1. Q4 Earnings Forecast to Decline
Analysts project Pfizer’s fourth-quarter earnings per share to fall by approximately 15% year-over-year, reflecting a 45% drop in COVID-19 vaccine and therapeutic revenues compared with the same period last year. With COVID-19 product sales contributing roughly $2.5 billion in Q4 2023, the company faces a revenue shortfall that management expects will not be fully offset by its oncology and rare disease franchises. Operating expenses are anticipated to rise by nearly 5% due to continued investment in gene therapy manufacturing capacity and late-stage clinical trials for its Alzheimer’s candidate, putting further pressure on margins.
2. Comparative Underperformance in Last Six Months
Over the past six months, Pfizer’s share performance has lagged peers Merck and Johnson & Johnson by about 12 percentage points, driven primarily by waning demand for its COVID-19 products and an impending patent cliff on its hypertension blockbuster set to expire in mid-2026. In contrast, Merck’s immuno-oncology portfolio and J&J’s diversified medical device and consumer health lines have provided more stable growth. Investors have also reacted to Pfizer’s 2026 financial guidance that calls for low-single-digit revenue growth, below consensus expectations for mid-single-digit expansion in the pharmaceutical sector.

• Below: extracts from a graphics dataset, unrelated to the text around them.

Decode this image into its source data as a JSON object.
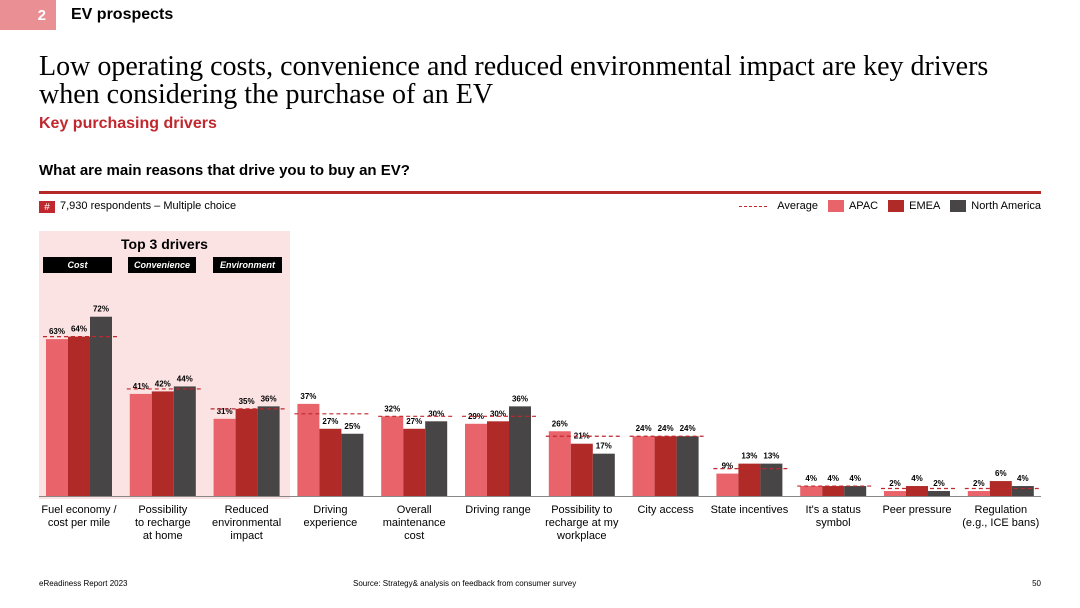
{
  "section": {
    "number": "2",
    "title": "EV prospects"
  },
  "headline": "Low operating costs, convenience and reduced environmental impact are key drivers when considering the purchase of an EV",
  "subheadline": "Key purchasing drivers",
  "question": "What are main reasons that drive you to buy an EV?",
  "respondents": {
    "symbol": "#",
    "text": "7,930 respondents – Multiple choice"
  },
  "top3": {
    "title": "Top 3 drivers",
    "tags": [
      "Cost",
      "Convenience",
      "Environment"
    ]
  },
  "colors": {
    "apac": "#e9636b",
    "emea": "#b02a27",
    "na": "#474546",
    "average": "#c0282e",
    "top3_bg": "#fbe2e3"
  },
  "chart_data": {
    "type": "bar",
    "title": "What are main reasons that drive you to buy an EV?",
    "ylim": [
      0,
      80
    ],
    "legend_position": "top-right",
    "legend": [
      "Average",
      "APAC",
      "EMEA",
      "North America"
    ],
    "categories": [
      [
        "Fuel economy /",
        "cost per mile"
      ],
      [
        "Possibility",
        "to recharge",
        "at home"
      ],
      [
        "Reduced",
        "environmental",
        "impact"
      ],
      [
        "Driving",
        "experience"
      ],
      [
        "Overall",
        "maintenance",
        "cost"
      ],
      [
        "Driving range"
      ],
      [
        "Possibility to",
        "recharge at my",
        "workplace"
      ],
      [
        "City access"
      ],
      [
        "State incentives"
      ],
      [
        "It's a status",
        "symbol"
      ],
      [
        "Peer pressure"
      ],
      [
        "Regulation",
        "(e.g., ICE bans)"
      ]
    ],
    "series": [
      {
        "name": "APAC",
        "values": [
          63,
          41,
          31,
          37,
          32,
          29,
          26,
          24,
          9,
          4,
          2,
          2
        ]
      },
      {
        "name": "EMEA",
        "values": [
          64,
          42,
          35,
          27,
          27,
          30,
          21,
          24,
          13,
          4,
          4,
          6
        ]
      },
      {
        "name": "North America",
        "values": [
          72,
          44,
          36,
          25,
          30,
          36,
          17,
          24,
          13,
          4,
          2,
          4
        ]
      }
    ],
    "average": [
      64,
      43,
      35,
      33,
      32,
      32,
      24,
      24,
      11,
      4,
      3,
      3
    ]
  },
  "footer": {
    "left": "eReadiness Report 2023",
    "source": "Source: Strategy& analysis on feedback from consumer survey",
    "page": "50"
  }
}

3. Regulatory Exemption Strengthens Margin Outlook
Despite regulatory headwinds proposed under the new healthcare plan, Pfizer secured a negotiated three-year exemption from Section 232 import tariffs, a carve-out not afforded to many competitors. This exemption is estimated to preserve up to $400 million annually in gross profit by shielding its vaccine and small-molecule manufacturing imports from proposed duties. Additionally, potential reforms to the pharmacy benefit manager rebate model could enhance realized net prices for Pfizer’s portfolio by an estimated 2% to 3%, reinforcing the company’s margin defense against pricing pressures in the broader market.